Apesar disso, há milhares de registros anteriores a 2018 ainda sob sigilo, sugerindo descumprimento dos prazos legais de divulgação. Para especialistas, essa prática compromete o controle público, pois impede que a sociedade identifique possíveis relações indevidas entre servidores e interesses privados. “Ficamos muito tempo sem saber como estão sendo usados os recursos públicos”, alerta uma analista da área de transparência.
Órgãos de segurança lideram as viagens sigilosas. A Polícia Federal e a Polícia Rodoviária Federal concentram mais de 1 milhão de registros com nomes ocultados. Também se destacam os deslocamentos da Presidência da República, que, só na gestão Lula, realizou mais de 2.000 viagens com dados reservados, consumindo R$ 4,8 milhões em diárias e passagens.

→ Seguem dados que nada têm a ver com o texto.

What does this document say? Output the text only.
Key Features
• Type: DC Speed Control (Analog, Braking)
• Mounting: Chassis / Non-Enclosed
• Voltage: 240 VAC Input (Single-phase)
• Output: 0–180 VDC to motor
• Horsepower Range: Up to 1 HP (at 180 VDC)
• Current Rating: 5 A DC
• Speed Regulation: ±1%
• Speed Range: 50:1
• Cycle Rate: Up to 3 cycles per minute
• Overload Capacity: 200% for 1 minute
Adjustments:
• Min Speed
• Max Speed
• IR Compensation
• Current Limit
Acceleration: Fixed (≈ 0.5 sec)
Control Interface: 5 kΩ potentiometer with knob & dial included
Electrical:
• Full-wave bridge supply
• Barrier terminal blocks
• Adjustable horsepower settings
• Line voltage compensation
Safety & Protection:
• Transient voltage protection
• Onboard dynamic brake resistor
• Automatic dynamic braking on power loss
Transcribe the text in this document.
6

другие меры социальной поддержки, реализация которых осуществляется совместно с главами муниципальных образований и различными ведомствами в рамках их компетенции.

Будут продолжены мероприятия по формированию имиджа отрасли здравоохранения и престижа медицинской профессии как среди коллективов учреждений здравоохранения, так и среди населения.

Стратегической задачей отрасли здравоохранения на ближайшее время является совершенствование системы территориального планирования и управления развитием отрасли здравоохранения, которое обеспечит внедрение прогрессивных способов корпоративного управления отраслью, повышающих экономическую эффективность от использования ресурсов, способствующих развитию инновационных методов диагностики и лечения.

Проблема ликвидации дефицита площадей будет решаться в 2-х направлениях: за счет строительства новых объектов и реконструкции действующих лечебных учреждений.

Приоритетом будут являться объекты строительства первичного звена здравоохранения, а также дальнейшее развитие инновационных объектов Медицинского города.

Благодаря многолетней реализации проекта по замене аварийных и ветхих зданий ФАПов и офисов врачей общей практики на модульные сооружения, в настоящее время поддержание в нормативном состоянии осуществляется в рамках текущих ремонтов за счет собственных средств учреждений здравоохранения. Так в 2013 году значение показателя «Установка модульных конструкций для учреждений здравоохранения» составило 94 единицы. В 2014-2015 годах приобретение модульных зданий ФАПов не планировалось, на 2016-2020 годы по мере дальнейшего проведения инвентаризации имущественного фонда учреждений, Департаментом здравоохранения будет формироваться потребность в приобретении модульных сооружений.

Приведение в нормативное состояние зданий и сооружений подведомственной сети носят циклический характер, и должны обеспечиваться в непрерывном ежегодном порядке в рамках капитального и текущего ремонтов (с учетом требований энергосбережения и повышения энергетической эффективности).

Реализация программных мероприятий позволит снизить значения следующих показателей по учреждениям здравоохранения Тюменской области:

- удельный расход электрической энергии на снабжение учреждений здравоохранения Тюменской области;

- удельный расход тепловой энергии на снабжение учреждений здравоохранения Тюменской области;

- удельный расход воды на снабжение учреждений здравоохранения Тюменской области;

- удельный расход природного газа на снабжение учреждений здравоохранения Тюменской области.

As justificativas para o sigilo incluem preservação de operações sigilosas, segurança de autoridades e proteção da integridade dos agentes públicos. No entanto, especialistas em acesso à informação defendem critérios mais rígidos para aplicação do sigilo e fiscalização constante para que os prazos legais sejam respeitados. A cultura de transparência, segundo eles, ainda é frágil no setor público.
“O sigilo não pode ser um esconderijo automático para tudo que envolve segurança. É preciso garantir que ele não esteja sendo usado de forma abusiva para blindar gastos públicos e decisões políticas”, afirma um especialista em dados governamentais.